In my classroom, I teach that racism is embedded in systems. That night, I was reminded that systems are made of people, and people make choices. Allyson Friedman, a professor from Hunter College, chose to speak words that dehumanized Black children.
And I chose to interrupt, because our children must be protected in real time — not in a report, not in a statement, not after a committee meets. Let me say plainly what this moment requires.
A person who publicly declares that Black children are incapable of learning is not fit to prepare future teachers. Allyson Friedman must be removed from the academic classroom.

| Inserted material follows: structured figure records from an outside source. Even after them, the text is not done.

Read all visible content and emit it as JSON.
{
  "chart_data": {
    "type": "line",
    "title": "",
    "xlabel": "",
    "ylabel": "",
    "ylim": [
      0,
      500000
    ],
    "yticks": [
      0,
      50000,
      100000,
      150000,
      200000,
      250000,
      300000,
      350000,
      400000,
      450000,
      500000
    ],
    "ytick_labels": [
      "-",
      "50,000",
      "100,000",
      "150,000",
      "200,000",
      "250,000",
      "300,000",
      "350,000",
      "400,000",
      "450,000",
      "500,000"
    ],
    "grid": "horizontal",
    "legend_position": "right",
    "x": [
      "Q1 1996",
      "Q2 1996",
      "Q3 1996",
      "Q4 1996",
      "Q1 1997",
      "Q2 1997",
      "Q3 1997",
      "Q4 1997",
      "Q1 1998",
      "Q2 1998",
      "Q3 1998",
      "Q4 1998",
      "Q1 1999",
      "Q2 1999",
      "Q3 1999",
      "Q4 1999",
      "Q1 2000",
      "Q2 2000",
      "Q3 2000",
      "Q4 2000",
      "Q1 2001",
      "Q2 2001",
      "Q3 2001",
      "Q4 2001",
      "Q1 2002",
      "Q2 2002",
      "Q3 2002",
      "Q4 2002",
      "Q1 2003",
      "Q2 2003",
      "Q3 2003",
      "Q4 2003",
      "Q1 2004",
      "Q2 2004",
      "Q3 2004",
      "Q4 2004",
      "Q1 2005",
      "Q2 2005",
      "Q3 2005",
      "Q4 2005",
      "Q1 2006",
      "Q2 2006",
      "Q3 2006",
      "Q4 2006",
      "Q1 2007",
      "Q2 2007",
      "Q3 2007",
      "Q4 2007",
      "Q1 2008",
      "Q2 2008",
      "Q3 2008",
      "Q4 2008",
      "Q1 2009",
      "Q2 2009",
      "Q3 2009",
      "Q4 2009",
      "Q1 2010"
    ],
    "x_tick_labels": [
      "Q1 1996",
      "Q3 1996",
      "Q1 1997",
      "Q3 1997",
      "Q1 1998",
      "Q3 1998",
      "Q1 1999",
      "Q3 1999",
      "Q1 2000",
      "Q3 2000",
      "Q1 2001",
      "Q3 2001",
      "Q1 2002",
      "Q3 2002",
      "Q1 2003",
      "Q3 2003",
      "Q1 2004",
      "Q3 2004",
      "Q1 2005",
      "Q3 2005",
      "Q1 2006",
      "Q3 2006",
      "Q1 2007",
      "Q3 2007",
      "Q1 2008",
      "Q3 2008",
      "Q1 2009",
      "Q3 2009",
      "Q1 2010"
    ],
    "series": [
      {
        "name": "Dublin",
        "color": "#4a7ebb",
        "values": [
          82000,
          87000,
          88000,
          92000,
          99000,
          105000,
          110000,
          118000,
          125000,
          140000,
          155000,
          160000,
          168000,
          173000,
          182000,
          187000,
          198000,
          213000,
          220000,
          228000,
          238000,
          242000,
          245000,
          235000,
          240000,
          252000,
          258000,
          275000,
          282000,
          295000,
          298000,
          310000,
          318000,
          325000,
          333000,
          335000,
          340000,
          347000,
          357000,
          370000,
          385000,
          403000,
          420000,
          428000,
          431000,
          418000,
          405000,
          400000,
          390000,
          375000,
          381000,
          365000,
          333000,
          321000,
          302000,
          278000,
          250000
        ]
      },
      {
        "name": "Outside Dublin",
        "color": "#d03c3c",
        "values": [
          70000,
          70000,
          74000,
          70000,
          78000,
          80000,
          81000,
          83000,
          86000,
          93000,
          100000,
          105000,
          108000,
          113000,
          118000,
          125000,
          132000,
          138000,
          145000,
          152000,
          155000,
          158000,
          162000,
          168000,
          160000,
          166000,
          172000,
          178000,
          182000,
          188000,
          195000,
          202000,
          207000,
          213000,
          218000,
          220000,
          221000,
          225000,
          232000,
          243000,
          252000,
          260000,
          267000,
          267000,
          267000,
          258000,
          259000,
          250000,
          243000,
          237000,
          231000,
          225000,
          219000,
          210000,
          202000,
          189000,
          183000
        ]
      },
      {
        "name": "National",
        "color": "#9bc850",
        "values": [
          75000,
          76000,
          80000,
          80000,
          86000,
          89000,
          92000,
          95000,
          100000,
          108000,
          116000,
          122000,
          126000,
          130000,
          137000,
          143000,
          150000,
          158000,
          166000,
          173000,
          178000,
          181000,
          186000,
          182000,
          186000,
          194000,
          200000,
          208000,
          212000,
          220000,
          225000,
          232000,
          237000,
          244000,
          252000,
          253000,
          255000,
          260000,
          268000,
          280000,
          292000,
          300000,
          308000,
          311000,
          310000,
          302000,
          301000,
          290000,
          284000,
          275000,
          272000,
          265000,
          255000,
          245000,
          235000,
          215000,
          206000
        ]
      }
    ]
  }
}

Not retrained. Not reassigned. Removed. And if Hunter College does not remove Friedman, students should protest — not out of disruption, but out of a deep commitment to protecting the dignity, safety, and humanity of their learning environment. This is not about punishment; this is about providing protection. Protection for Black children to see their own brilliance when they arrive at school. Protection for future teachers who have never been allowed to have their ideologies supported because of ideological shifts, and to protect the integrity of the institution that claims its value is equity.
We need real-time protocols when racism enters public educational spaces. We need clear and public consequences for those who engage in it. We need protection for the parents, students, and educators who speak up in the moment. We need institutions that move with urgency when our children are harmed.
Because neutrality in the face of racism is not neutrality. It is an agreement.
Dr. Michele Sweeting-DeCaro is an adjunct professor at CUNY’s City College Center for Worker Education and John Jay College, Director of the CWE Writing Center, an author, pastor, and president of the CWE Alumni Association.